Adding double glazing had an immediate benefit on sound; the comfort of the house also increased noticibly. Our loungeroom - with a North-facing 3-meter wide window that's 2.1m tall - felt more comfortable. I've got no data or hard metrics to support this but it's impossible to argue with after you've been in the home for a short time.

This was not a cheap exercise. We spent $28,174 for the glass to be supplied and fitted. I have not, even for a second, had any regret or doubt about the spend. I highly recommend DIY Double Glaze for your home if you are looking for this type of upgrade. We include this as part of our capital cost up-front for the home, which makes it easier to justify, but this doesn't make it any cheaper.

Because we didn't live in the house for long before upgrading our windows, we cannot truly calculate a return on investment (ROI). We don't know how much our energy bills have reduced - but we do know the house is significantly more comfortable to live in and (spoiler alert) we only spend $120/year on electricity, so I'm pretty happy that we're saving money as a direct result.

Removing natural gas

Here in Australia, there is a large Natural Gas (NG, or Methane) industry that mines gas from underneath our oceans and pipes it into Victorian homes. It is not at all uncommon for a contemporary house in Victoria to have two or three of:

• Gas cooktop (usually with an electric oven)
• Gas hot water - either a gas-fired tank heater, or 'instantaneous gas' real-time heating powered by a gas burner, or a 'solar' evacuated tube heater on the roof boosted by an instantaneous gas heater when necessary
• Ducted gas-fired heating

Natural gas is a fossil fuel, and burning it in the house is not good for a number of reasons. It is smelly, it is poisinous, and its use generates greenhouse gases. Additionally, it's not cheap: in my area of Melbourne, Australia it costs approx $0.90 per day for a natural gas connection before usage fees. That's $300 per year even if you never light a flame.

Due to the environmental impact of Natural Gas there is a movement to remove it from unnecessary use being led by Dr Saul Griffith. This was reenforced by the Victorian Government's policy to ban gas connections for new homes. We've long been believers in gas being worse than electricity for most purposes (i.e. using a reverse-cycle heatpump is cheaper to run than a gas heater; the environmental impact is also lower if using clean energy sources) and so we were eager to see if we could make this work for us.

Our new home had two gas applicances: a gas cooktop attached to a freestanding 900mm wide oven, and an instantaneous gas hot water heater.

Photo: Our gas meter (surrounded by raspberry canes) prior to being removed.

Switching to electric cooking

Upon moving in we needed to remove the oven/cooktop temporarily to facilitate works on the timber floors. This gave us the opportunity to consider a replacement oven/cooktop.

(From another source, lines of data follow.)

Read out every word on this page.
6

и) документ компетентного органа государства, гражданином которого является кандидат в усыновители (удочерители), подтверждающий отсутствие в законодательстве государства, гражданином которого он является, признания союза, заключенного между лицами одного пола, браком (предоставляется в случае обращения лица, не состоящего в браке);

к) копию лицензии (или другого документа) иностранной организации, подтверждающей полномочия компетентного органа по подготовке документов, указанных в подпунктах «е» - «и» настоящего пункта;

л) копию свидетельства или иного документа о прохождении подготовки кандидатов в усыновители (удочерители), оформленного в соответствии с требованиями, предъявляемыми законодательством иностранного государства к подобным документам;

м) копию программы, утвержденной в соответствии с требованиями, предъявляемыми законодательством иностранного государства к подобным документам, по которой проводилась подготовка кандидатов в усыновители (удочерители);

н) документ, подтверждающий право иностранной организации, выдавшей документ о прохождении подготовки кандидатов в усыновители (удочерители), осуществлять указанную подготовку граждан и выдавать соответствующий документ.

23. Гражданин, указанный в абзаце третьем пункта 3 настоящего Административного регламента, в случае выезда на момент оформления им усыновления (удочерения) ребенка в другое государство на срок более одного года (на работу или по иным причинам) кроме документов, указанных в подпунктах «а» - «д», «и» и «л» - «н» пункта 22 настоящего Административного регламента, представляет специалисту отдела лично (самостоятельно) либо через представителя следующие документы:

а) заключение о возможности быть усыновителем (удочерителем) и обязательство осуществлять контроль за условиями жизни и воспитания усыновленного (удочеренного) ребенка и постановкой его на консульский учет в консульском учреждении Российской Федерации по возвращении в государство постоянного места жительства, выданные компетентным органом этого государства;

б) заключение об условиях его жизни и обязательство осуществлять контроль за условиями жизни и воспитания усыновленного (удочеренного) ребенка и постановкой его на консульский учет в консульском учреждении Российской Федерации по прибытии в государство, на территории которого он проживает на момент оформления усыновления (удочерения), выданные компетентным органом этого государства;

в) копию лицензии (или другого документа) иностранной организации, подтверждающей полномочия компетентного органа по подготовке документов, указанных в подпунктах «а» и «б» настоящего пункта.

Our preferred kitchen would have a cooktop installed in the benchtop with a separate oven installed in the cabinetry. However for what we can only assume are asesthetic reasons the builders of our home had used an 'all in one' unit: 900mm wide with a big oven and an attached cooktop. This takes away the ability to replace the cooktop without also replacing the (perfectly functional!) oven.

In our situation the cost wasn't overly friendly, primarily because of the wide all-in-one unit. There are very few options for 900mm wide ovens with induction cooktops. We paid $7,387 for a Smeg unit. This is not cheap, and it's frustrating that somebody's aesthetic decisions a decade earlier narrowed our choices.

For comparison, the equivilant Smeg induction cooktop (without an oven attached) would have cost approx $1,700 - a quarter of the price. The same cooktop (again, without oven) in natural gas is $1,800. Take note here: if you're installing a quality appliance anyway, in a new build an induction cooktop is cheaper than gas!

An electrician to do the install for us cost approximately $500 (to disconnect the previous oven, then return on a later date to install a new circuit from the switchboard to the kitchen for the new oven). Additionally we paid a plumber $140 to disconnect the gas supply from the stove; neither of these jobs are legal to do as an unlicensed tradesperson in Australia.

To avoid waste we donated the old cooker to a homeless kitchen who needed to replace their (identical!) unit that had just stopped working.

A brief aside here; induction cooking is amazing. The temperature control is very precise, there is no 'stray' heat up the sides of the pot, there's no additional humidity added to the room, and the clean-up is approximately eleventy million times easier than the grill and burner in most gas stoves.

Replacing instantaneous gas hot water

This left us with instantaneous gas hot water. Our running costs for this were easy to identify; because the cooktop was removed from the house before we actually moved into it we never cooked with it! To heat hot water cost us approximately $2.00 per day (including supply and usage charges).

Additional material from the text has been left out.